İlave sebepleri yazının devamında belirteceğim.
Arada sırada 500 baz puanı aşan ama 350-400 baz puan arasına demir atan risk primi de (CDS) MB inisiyatifi dışındadır. O zaman makul seviyedeki reel faizin terazisini kullanmak zorlaşmaktadır.
Görünen o ki faiz artırımı da yetki haricidir. Bu durumda bırakınız makul seviyeyi, reel faizin kendisi de garanti değildir!
Piyasada ayaküstü yanlış reel faiz hesapları yapılıyor. Bazen son açıklanan enflasyon oranı dikkate alınıyor, bazen de gelir vergisi kesintisi yok sayılıyor.
O zaman önce buradan başlayalım;
Reel faiz = [( 1+ Net nominal faiz) / ( 1+ Beklenen enflasyon)] – 1
Şimdi MB son politika faiz oranını nominal faiz olarak dikkate alalım ve bir yıllık vade için yüzde 12 stopaj kesintisini de uygulayalım. Yüzde 19,75’in neti yüzde 17,38 dir. Vade sonundaki beklenen enflasyon oranı için de MB’nin yıl sonu enflasyon tahmini olan yüzde 13,9’u dikkate alalım. Her ne kadar bu tahmine katılmasak da…

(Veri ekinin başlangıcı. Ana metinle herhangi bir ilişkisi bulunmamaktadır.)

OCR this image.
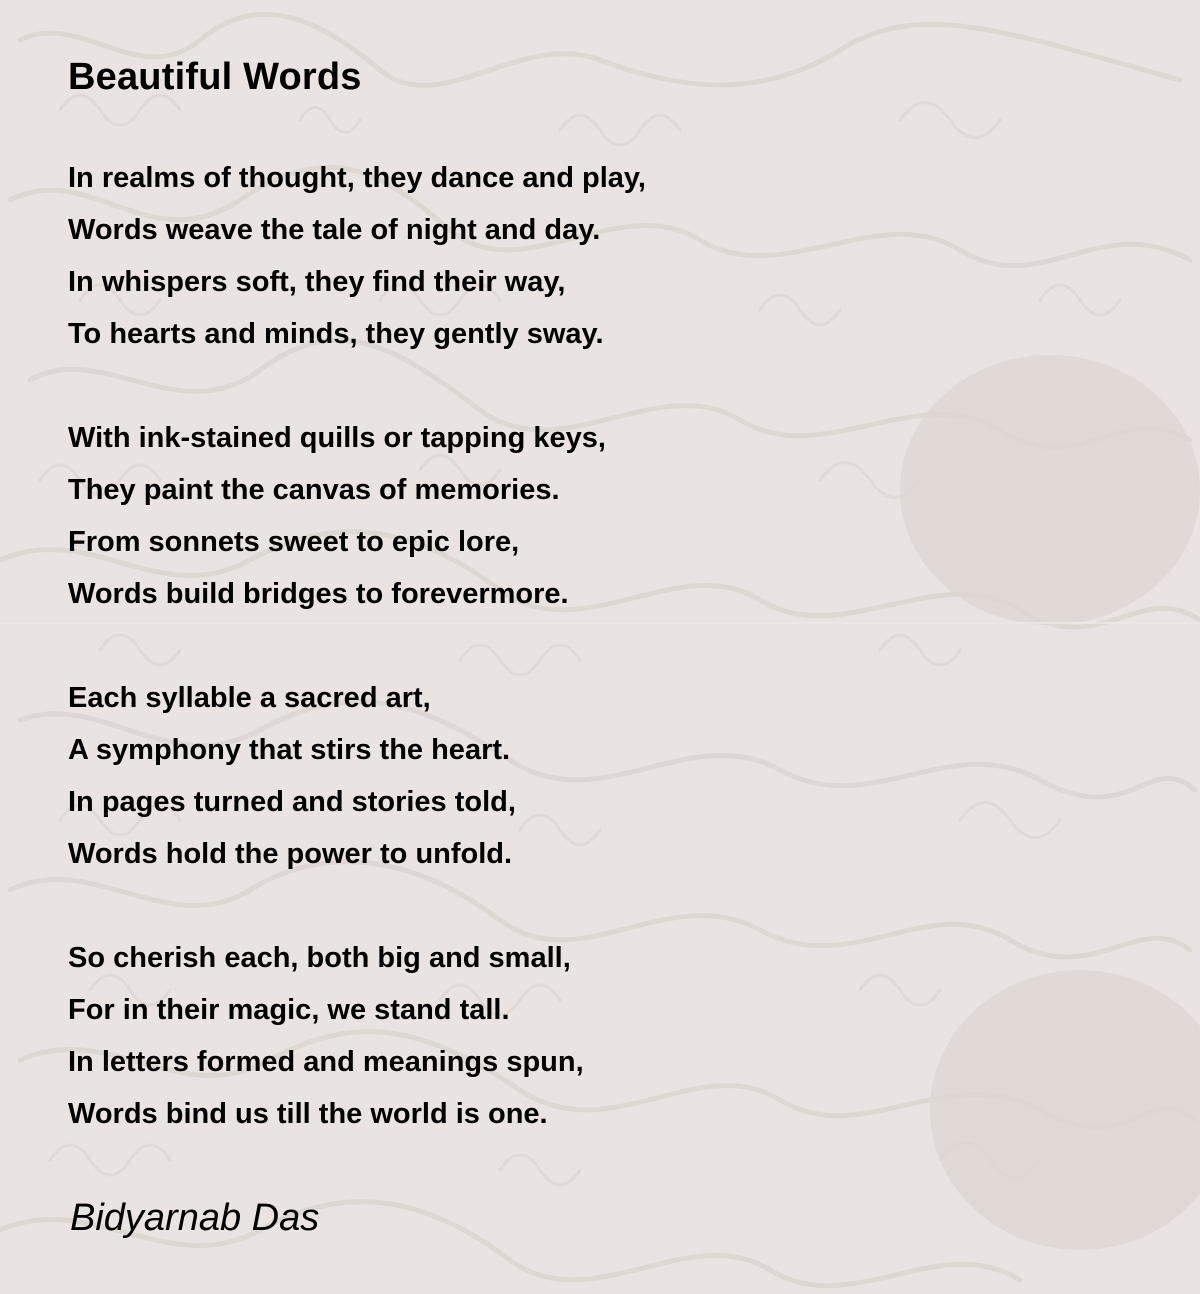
Beautiful Words
In realms of thought, they dance and play,
Words weave the tale of night and day.
In whispers soft, they find their way,
To hearts and minds, they gently sway.
With ink-stained quills or tapping keys,
They paint the canvas of memories.
From sonnets sweet to epic lore,
Words build bridges to forevermore.
Each syllable a sacred art,
A symphony that stirs the heart.
In pages turned and stories told,
Words hold the power to unfold.
So cherish each, both big and small,
For in their magic, we stand tall.
In letters formed and meanings spun,
Words bind us till the world is one.
Bidyarnab Das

Reel faiz = [( 1+ 0,173) / ( 1+ 0,139)] – 1 = % 2,98
Bulduğumuz sonucu 100 ile çarpıyoruz ve yüzde cinsinden ifade ediyoruz.
Sonuçta yurt içinde 1 yıl vadeli mevduatın reel faizi %2,98’dir.

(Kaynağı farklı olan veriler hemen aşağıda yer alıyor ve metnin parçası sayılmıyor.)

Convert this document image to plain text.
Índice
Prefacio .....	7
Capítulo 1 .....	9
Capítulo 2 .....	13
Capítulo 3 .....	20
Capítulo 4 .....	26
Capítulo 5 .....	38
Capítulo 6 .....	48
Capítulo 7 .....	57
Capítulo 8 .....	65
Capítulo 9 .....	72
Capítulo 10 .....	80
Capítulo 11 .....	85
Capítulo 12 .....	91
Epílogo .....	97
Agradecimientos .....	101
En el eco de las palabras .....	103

Bu orana bakarak, negatif veya yüzde 1 reel faizi olan ve de yıllık enflasyon oranı yüzde 2-3’ü geçmeyen gelişmiş ekonomileri kendimize emsal alamayız. Sebepler mi?

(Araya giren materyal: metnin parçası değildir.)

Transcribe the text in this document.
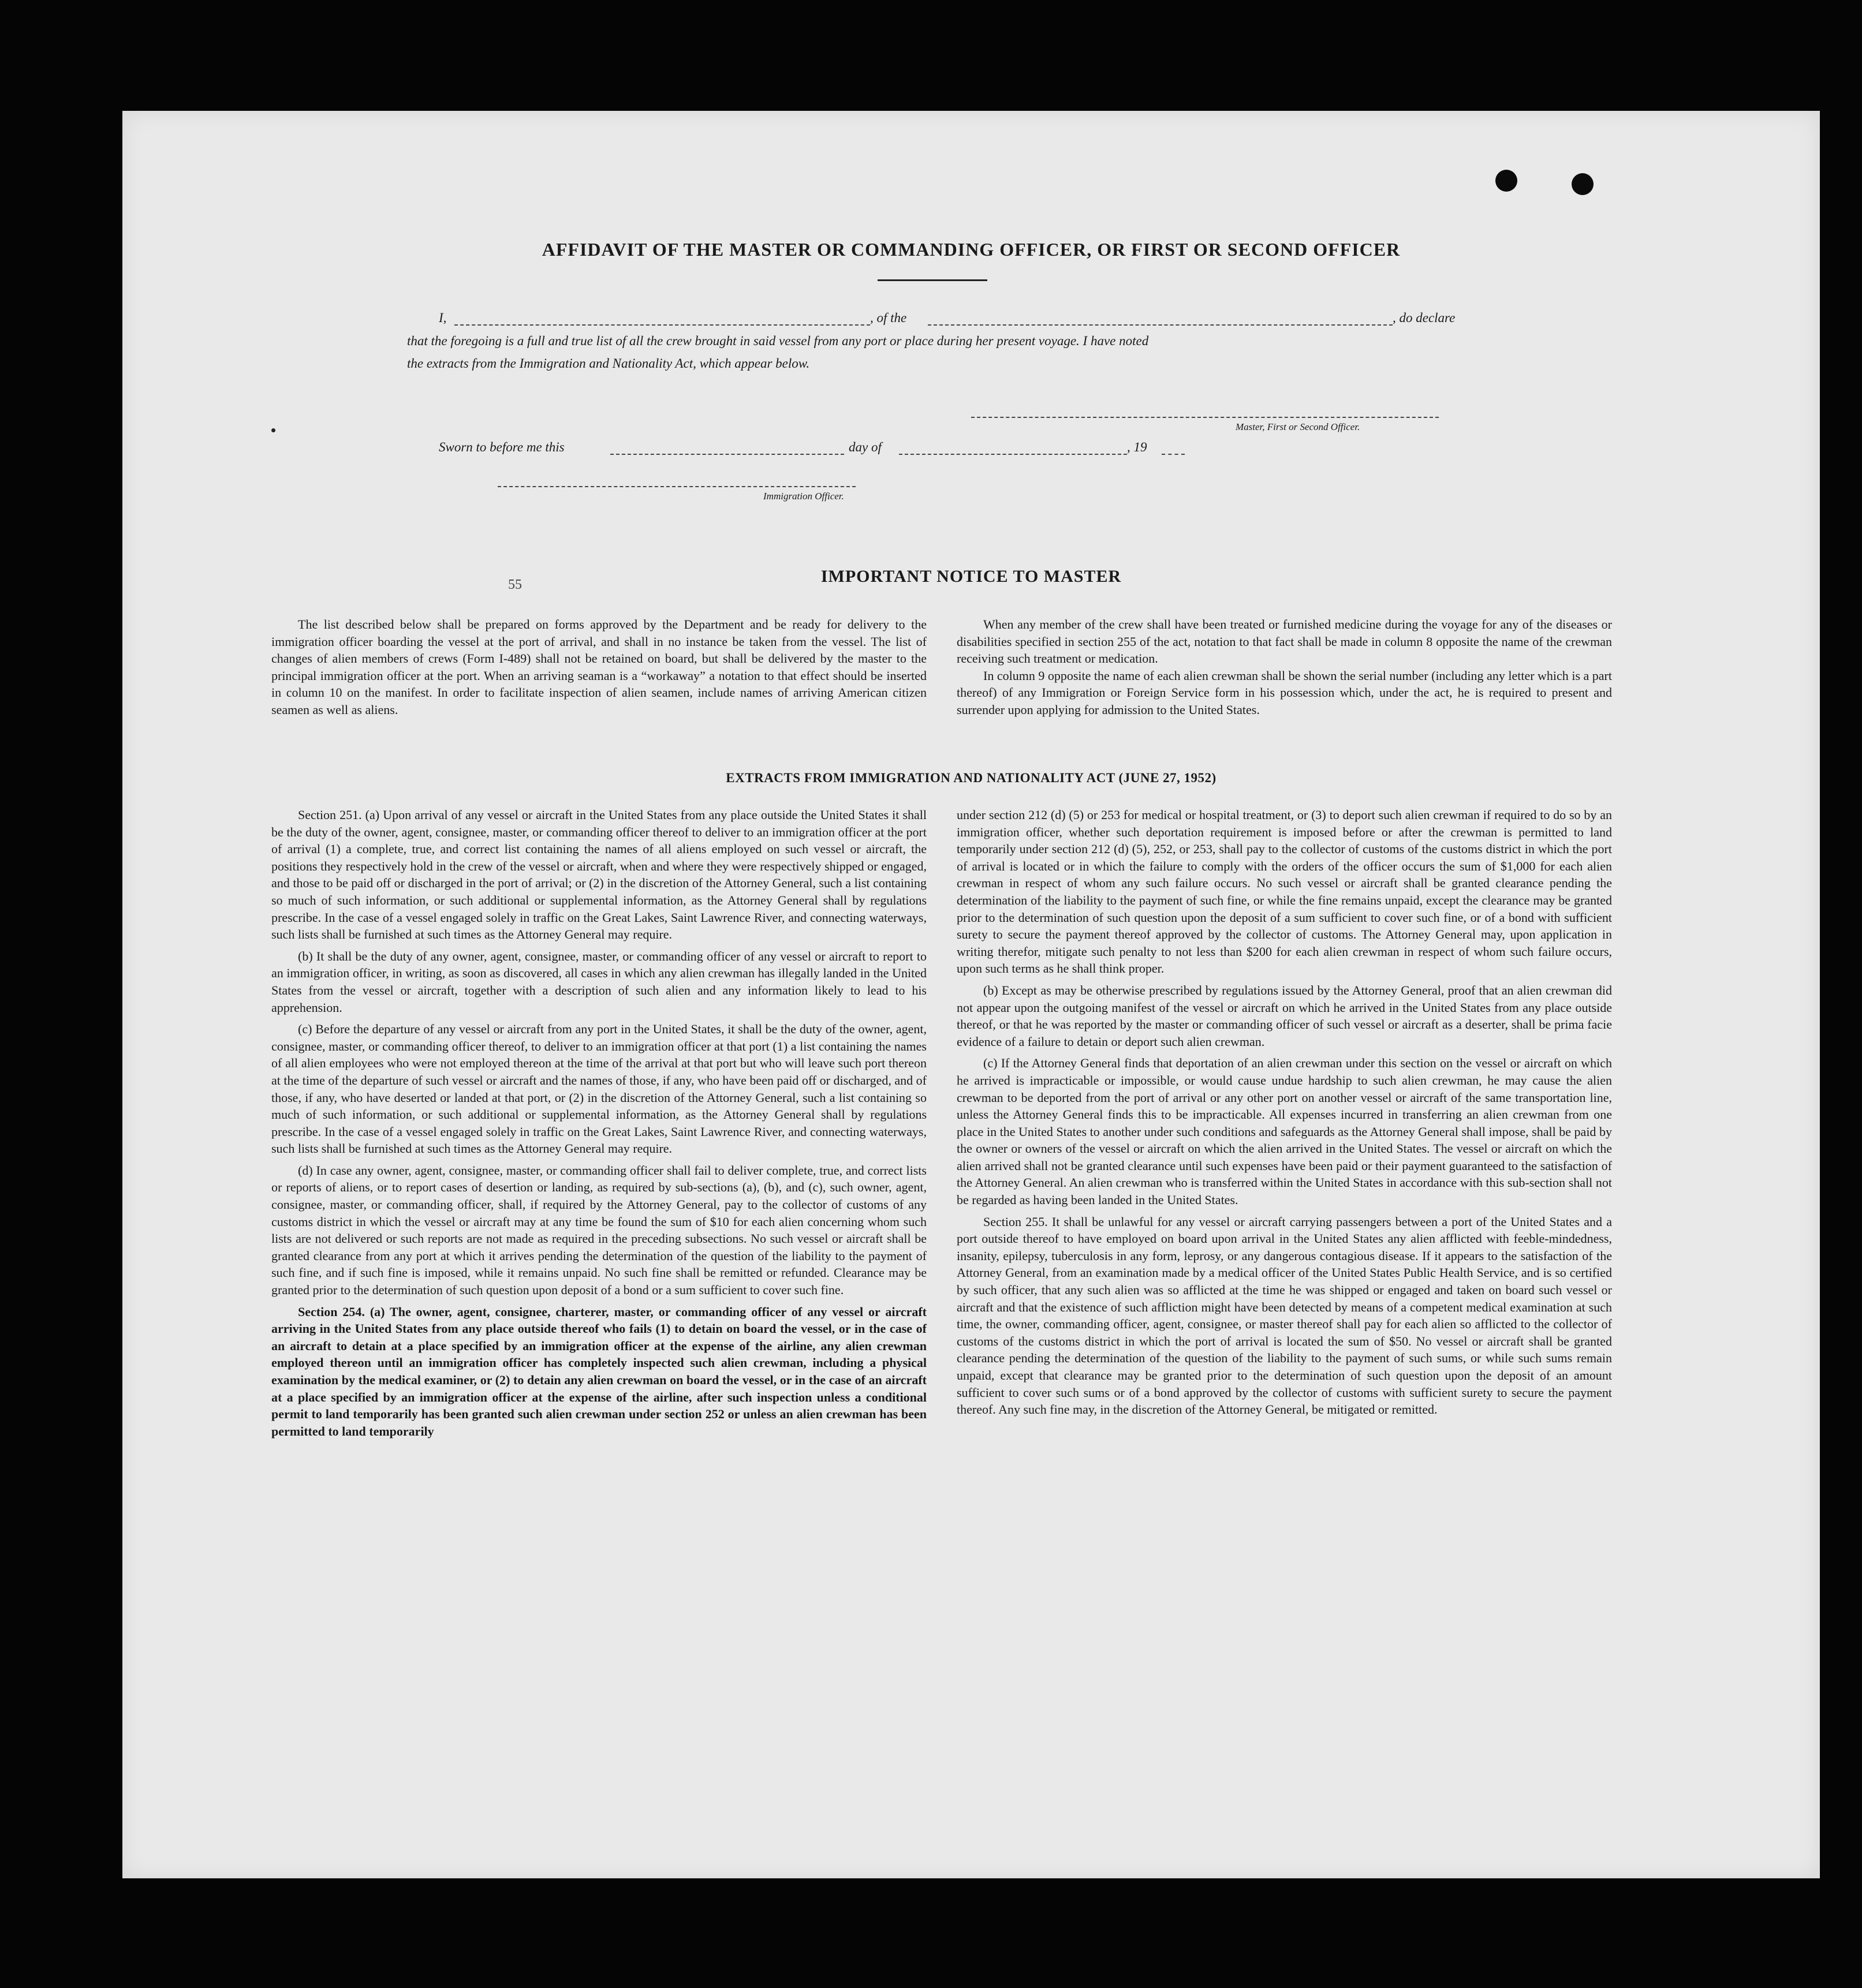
AFFIDAVIT OF THE MASTER OR COMMANDING OFFICER, OR FIRST OR SECOND OFFICER
I,	, of the	, do declare
that the foregoing is a full and true list of all the crew brought in said vessel from any port or place during her present voyage. I have noted
the extracts from the Immigration and Nationality Act, which appear below.
Master, First or Second Officer.
Sworn to before me this	day of	, 19
Immigration Officer.
55	IMPORTANT NOTICE TO MASTER

The list described below shall be prepared on forms approved by the Department and be ready for delivery to the immigration officer boarding the vessel at the port of arrival, and shall in no instance be taken from the vessel. The list of changes of alien members of crews (Form I-489) shall not be retained on board, but shall be delivered by the master to the principal immigration officer at the port. When an arriving seaman is a “workaway” a notation to that effect should be inserted in column 10 on the manifest. In order to facilitate inspection of alien seamen, include names of arriving American citizen seamen as well as aliens.

When any member of the crew shall have been treated or furnished medicine during the voyage for any of the diseases or disabilities specified in section 255 of the act, notation to that fact shall be made in column 8 opposite the name of the crewman receiving such treatment or medication.

In column 9 opposite the name of each alien crewman shall be shown the serial number (including any letter which is a part thereof) of any Immigration or Foreign Service form in his possession which, under the act, he is required to present and surrender upon applying for admission to the United States.

EXTRACTS FROM IMMIGRATION AND NATIONALITY ACT (JUNE 27, 1952)

Section 251. (a) Upon arrival of any vessel or aircraft in the United States from any place outside the United States it shall be the duty of the owner, agent, consignee, master, or commanding officer thereof to deliver to an immigration officer at the port of arrival (1) a complete, true, and correct list containing the names of all aliens employed on such vessel or aircraft, the positions they respectively hold in the crew of the vessel or aircraft, when and where they were respectively shipped or engaged, and those to be paid off or discharged in the port of arrival; or (2) in the discretion of the Attorney General, such a list containing so much of such information, or such additional or supplemental information, as the Attorney General shall by regulations prescribe. In the case of a vessel engaged solely in traffic on the Great Lakes, Saint Lawrence River, and connecting waterways, such lists shall be furnished at such times as the Attorney General may require.

(b) It shall be the duty of any owner, agent, consignee, master, or commanding officer of any vessel or aircraft to report to an immigration officer, in writing, as soon as discovered, all cases in which any alien crewman has illegally landed in the United States from the vessel or aircraft, together with a description of such alien and any information likely to lead to his apprehension.

(c) Before the departure of any vessel or aircraft from any port in the United States, it shall be the duty of the owner, agent, consignee, master, or commanding officer thereof, to deliver to an immigration officer at that port (1) a list containing the names of all alien employees who were not employed thereon at the time of the arrival at that port but who will leave such port thereon at the time of the departure of such vessel or aircraft and the names of those, if any, who have been paid off or discharged, and of those, if any, who have deserted or landed at that port, or (2) in the discretion of the Attorney General, such a list containing so much of such information, or such additional or supplemental information, as the Attorney General shall by regulations prescribe. In the case of a vessel engaged solely in traffic on the Great Lakes, Saint Lawrence River, and connecting waterways, such lists shall be furnished at such times as the Attorney General may require.

(d) In case any owner, agent, consignee, master, or commanding officer shall fail to deliver complete, true, and correct lists or reports of aliens, or to report cases of desertion or landing, as required by sub-sections (a), (b), and (c), such owner, agent, consignee, master, or commanding officer, shall, if required by the Attorney General, pay to the collector of customs of any customs district in which the vessel or aircraft may at any time be found the sum of $10 for each alien concerning whom such lists are not delivered or such reports are not made as required in the preceding subsections. No such vessel or aircraft shall be granted clearance from any port at which it arrives pending the determination of the question of the liability to the payment of such fine, and if such fine is imposed, while it remains unpaid. No such fine shall be remitted or refunded. Clearance may be granted prior to the determination of such question upon deposit of a bond or a sum sufficient to cover such fine.

Section 254. (a) The owner, agent, consignee, charterer, master, or commanding officer of any vessel or aircraft arriving in the United States from any place outside thereof who fails (1) to detain on board the vessel, or in the case of an aircraft to detain at a place specified by an immigration officer at the expense of the airline, any alien crewman employed thereon until an immigration officer has completely inspected such alien crewman, including a physical examination by the medical examiner, or (2) to detain any alien crewman on board the vessel, or in the case of an aircraft at a place specified by an immigration officer at the expense of the airline, after such inspection unless a conditional permit to land temporarily has been granted such alien crewman under section 252 or unless an alien crewman has been permitted to land temporarily

under section 212 (d) (5) or 253 for medical or hospital treatment, or (3) to deport such alien crewman if required to do so by an immigration officer, whether such deportation requirement is imposed before or after the crewman is permitted to land temporarily under section 212 (d) (5), 252, or 253, shall pay to the collector of customs of the customs district in which the port of arrival is located or in which the failure to comply with the orders of the officer occurs the sum of $1,000 for each alien crewman in respect of whom any such failure occurs. No such vessel or aircraft shall be granted clearance pending the determination of the liability to the payment of such fine, or while the fine remains unpaid, except the clearance may be granted prior to the determination of such question upon the deposit of a sum sufficient to cover such fine, or of a bond with sufficient surety to secure the payment thereof approved by the collector of customs. The Attorney General may, upon application in writing therefor, mitigate such penalty to not less than $200 for each alien crewman in respect of whom such failure occurs, upon such terms as he shall think proper.

(b) Except as may be otherwise prescribed by regulations issued by the Attorney General, proof that an alien crewman did not appear upon the outgoing manifest of the vessel or aircraft on which he arrived in the United States from any place outside thereof, or that he was reported by the master or commanding officer of such vessel or aircraft as a deserter, shall be prima facie evidence of a failure to detain or deport such alien crewman.

(c) If the Attorney General finds that deportation of an alien crewman under this section on the vessel or aircraft on which he arrived is impracticable or impossible, or would cause undue hardship to such alien crewman, he may cause the alien crewman to be deported from the port of arrival or any other port on another vessel or aircraft of the same transportation line, unless the Attorney General finds this to be impracticable. All expenses incurred in transferring an alien crewman from one place in the United States to another under such conditions and safeguards as the Attorney General shall impose, shall be paid by the owner or owners of the vessel or aircraft on which the alien arrived in the United States. The vessel or aircraft on which the alien arrived shall not be granted clearance until such expenses have been paid or their payment guaranteed to the satisfaction of the Attorney General. An alien crewman who is transferred within the United States in accordance with this sub-section shall not be regarded as having been landed in the United States.

Section 255. It shall be unlawful for any vessel or aircraft carrying passengers between a port of the United States and a port outside thereof to have employed on board upon arrival in the United States any alien afflicted with feeble-mindedness, insanity, epilepsy, tuberculosis in any form, leprosy, or any dangerous contagious disease. If it appears to the satisfaction of the Attorney General, from an examination made by a medical officer of the United States Public Health Service, and is so certified by such officer, that any such alien was so afflicted at the time he was shipped or engaged and taken on board such vessel or aircraft and that the existence of such affliction might have been detected by means of a competent medical examination at such time, the owner, commanding officer, agent, consignee, or master thereof shall pay for each alien so afflicted to the collector of customs of the customs district in which the port of arrival is located the sum of $50. No vessel or aircraft shall be granted clearance pending the determination of the question of the liability to the payment of such sums, or while such sums remain unpaid, except that clearance may be granted prior to the determination of such question upon the deposit of an amount sufficient to cover such sums or of a bond approved by the collector of customs with sufficient surety to secure the payment thereof. Any such fine may, in the discretion of the Attorney General, be mitigated or remitted.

Hâlâ yüksek olan enflasyon, yüksek bütçe açığımız, dolarizasyon, tüketici güvensizliği, işsizlik, sanayi üretiminde düşüş, yüksek dış borç, yüksek risk primi (CDS), bankalardaki sorunlu ve batık krediler bizi dünyanın en kırılgan üç beş ülkesinden biri yapmaktadır.
Devletin yurtdışı tahvillerinde risk primi gerçeğinden dolayı reel faiz görünenden düşüktür. Risk primi arttıkça faizi de artırmak gerekir. Faizi düşürmenin tek yolu vardır; ülke riskini düşürmek!
Kaldı ki; benim yıl sonu enflasyon tahminim asgari yüzde 17 olup, bugünden reel faizin sıfırlandığını düşünüyorum.
Yıl sonuna kadar 300 baz puan daha faiz indirimi bekleyen ekonomistler var. Demek ki onlar da eksi reel faiz öngörüyorlar. Bir ekonomi yazarı “Dövizde çözülme dönemi” diye başlık atmış. Baktım altını nasıl doldurmuş diye…
MB’nin enflasyon tahminini yüzde 14,6’dan 13,9’a indirdiğinden bahisle politika faizi ile beklenen enflasyon arasındaki farkı 5.85 puan olarak takdim etmiş. Yani diyor ki; “Reel faiz yüksek, daha fazla faiz indirimine imkân var.” Stopajı ve risk primini es geçtiği gibi beklenen yıl sonu enflasyon tahminini MB’nin de altına düşürerek yüzde 13 olarak açıklamış.
Oysa aynı gazetenin sayfaları büyük oranlı zamlardan geçilmiyordu. Bir taraftan fiyat ve vergi artışları sürerken, diğer taraftan enflasyonun nasıl düşeceğini de anlatsaydı da okuyucu aydınlansaydı keşke!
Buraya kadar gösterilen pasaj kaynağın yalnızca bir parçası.